Fort Hays State banks $1.5M yearly from China

HAYS — Fort Hays State has been collecting about $1.5 million a year from the tuition that students in China pay to attend Fort Hays’ classes at universities in China.

Fort Hays State has sent faculty members to two Chinese universities where about 3,500 Chinese students are taking courses leading to U.S. bachelor’s degrees. Students in the People’s Republic of China pay to take courses for their Chinese degree while enrolled in a separate track for their Fort Hays coursework, The Kansas City Star reported Monday.

Fort Hays charges those Chinese students more for classes than Kansas students pay at the Hays campus in western Kansas. The China students also pay an international fee of about $30 per credit hour.

Fort Hays courses in China lead to bachelor’s degrees in several areas, including political science and information networking telecommunications. A bachelor of arts in global business English is scheduled to start this fall.

Under Fort Hays State’s program in the People’s Republic of China, Fort Hays pays its faculty members there, but the Chinese government gives them room and board. Fort Hays operates out of an existing Chinese college so it incurs no overhead beyond the salaries it would pay anyway.

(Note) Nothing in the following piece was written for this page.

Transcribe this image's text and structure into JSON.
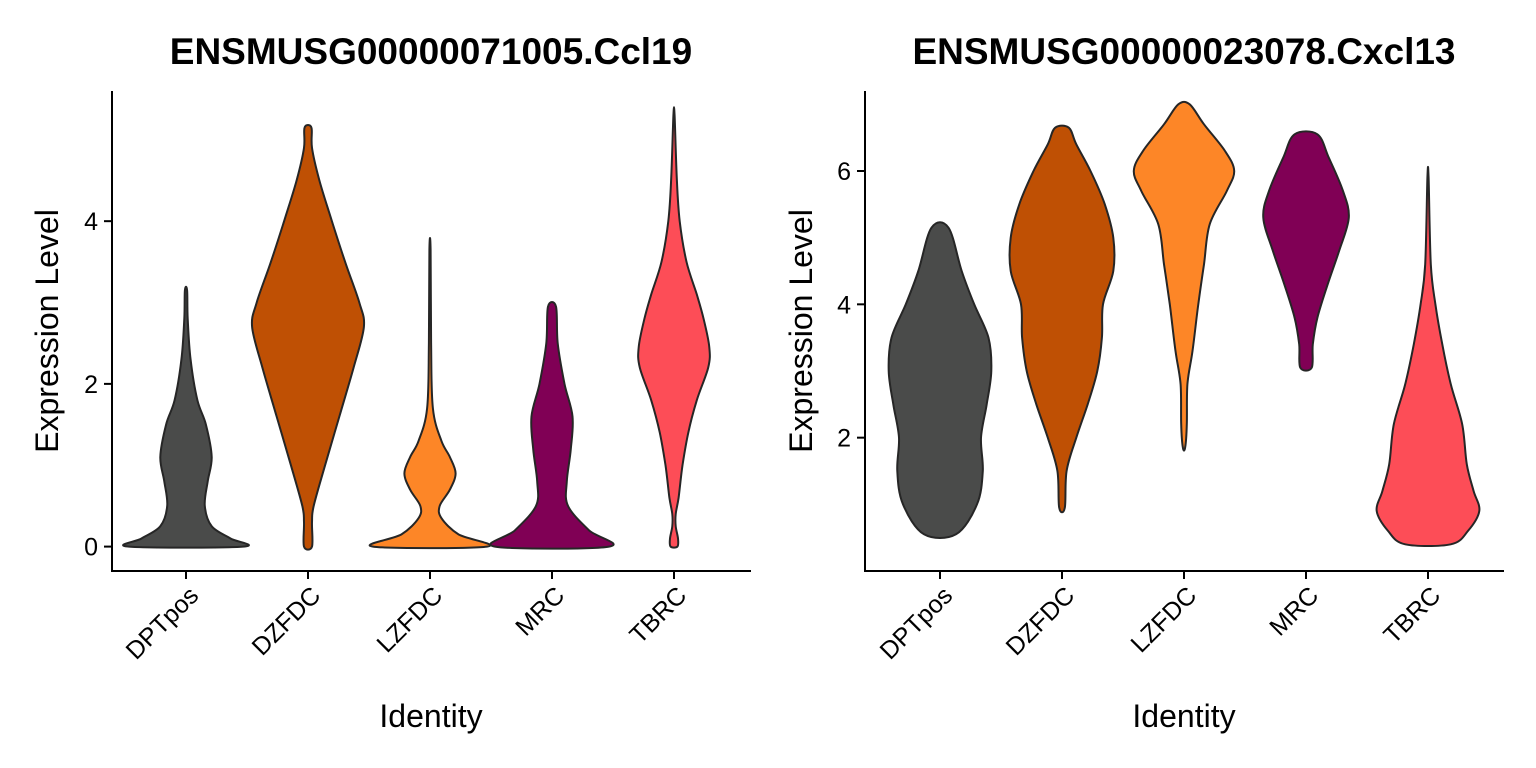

Ed Hammond, Fort Hays State president, said that state support to higher education has been on a steady decline, and he has “no shame in having China supplement our instruction at Fort Hays.”

He said the money from China helps offset costs for students in Kansas. Fort Hays, a public university in western Kansas, has the lowest tuition among schools in several Midwestern states.

Hammond said it costs less than $2,000 a semester for a full-time Kansas student taking 15 credit hours to attend Fort Hays State. That’s about $12,600 for a four-year education — or about $1,000 more than an out-of-state student would spend for just one semester at the University of Kansas.

Hammond and other administrators traveled to China several times in 1999 and 2000 to set up the partnership.

“We wanted our degree in China to mean the same as the one issued here,” said Cindy Elliot, assistant provost for strategic partnerships.

He said the next step for Fort Hays, which has about 200 Chinese students among the 5,000 on its Hays campus, is to send more Kansas students to study in China.